Here is an example. 123 m is 0.123 km. Meters all by it self (m) has no zeros, kilo (k) has three (it is 1,000), so the decimal moves three places when changing from m to km. The question is which way? I always remember it as if the unit gets larger, the number gets smaller. So from meters to km, the unit gets larger, so the number gets smaller. Or if the unit gets smaller, the number gets larger.

Now, there are many tools and tricks to help you with conversions but the best way is to really just practice. Go here for unlimited practice problems. There are some prefixes that we will not use in this class, but it can’t hurt to know them!

Activity - Standards

Units are useless if they don’t mean anything to you. That is the current problem with getting the metric system adopted in the US, is that very few people have any sense of what metric units measure. You are going to fix that problem.

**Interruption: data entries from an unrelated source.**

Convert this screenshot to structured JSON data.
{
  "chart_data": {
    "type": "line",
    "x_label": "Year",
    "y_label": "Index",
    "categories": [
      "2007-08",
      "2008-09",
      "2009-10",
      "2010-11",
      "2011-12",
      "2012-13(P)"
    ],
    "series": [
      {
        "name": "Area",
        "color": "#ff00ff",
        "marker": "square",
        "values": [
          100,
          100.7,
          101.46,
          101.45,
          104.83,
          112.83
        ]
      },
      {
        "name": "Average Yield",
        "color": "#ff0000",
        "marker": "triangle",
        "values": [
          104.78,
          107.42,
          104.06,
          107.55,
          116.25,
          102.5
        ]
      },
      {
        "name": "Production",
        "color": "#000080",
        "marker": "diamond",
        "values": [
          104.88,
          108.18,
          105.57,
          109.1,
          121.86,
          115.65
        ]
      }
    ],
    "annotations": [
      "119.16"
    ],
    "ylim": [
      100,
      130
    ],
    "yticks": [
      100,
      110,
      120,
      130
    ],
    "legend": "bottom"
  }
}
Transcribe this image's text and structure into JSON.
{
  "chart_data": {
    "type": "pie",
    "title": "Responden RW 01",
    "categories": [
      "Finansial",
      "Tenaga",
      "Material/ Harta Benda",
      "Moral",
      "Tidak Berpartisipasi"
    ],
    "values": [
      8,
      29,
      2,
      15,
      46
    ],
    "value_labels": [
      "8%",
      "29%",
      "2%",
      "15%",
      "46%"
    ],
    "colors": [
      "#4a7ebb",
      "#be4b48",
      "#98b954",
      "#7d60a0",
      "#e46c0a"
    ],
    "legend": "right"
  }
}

Copy down the table below into your lab notebook. Make it large enough that you can write in each square.

  G M k m \(\mu\) n
m (meter)       1m \(\approx\) Length from nose to finger tips      
g (gram)       1 g \(\approx\) paper clip      
s (second)       1 s \(\approx\) tick of a clock      
K (Kelvin)       1 K \(\approx\) 2 degrees Farenheight      
L (liter)       1 L \(\approx\) a ‘big’ water bottle      
N (newton)       1 N \(\approx\) the weight of 1 apple      
W (watt)       5 W \(\approx\) a cell phone charger      

Then your group will pick a column (a base unit) and come up with a ‘standard’ for that prefix-base pair. We’ve given an example for the ‘–’ prefix units. For each of your standards you want it to always be approximately 1, that way it is easy to tell what they measure. We cheated and went with 5 for watts because a cell phone charger is so common.

Activity - Measures Lab

There are four stations that you need to measure various objects. At each station, record the requested measurement into your lab notebook. Once you are done, put all of your data into this form

Length

  • Book
  • Penny
  • Table

Volume

  • Cup
  • Vial
  • Bottle

Temperature

  • Boiling water
  • Room temperature water
  • Ice water
  • Ice alcohol

Mass

  • Penny
  • Block
  • 20mL of Water

Activity - Mini Metric Olympics

Your teacher will give you the handout and supplies.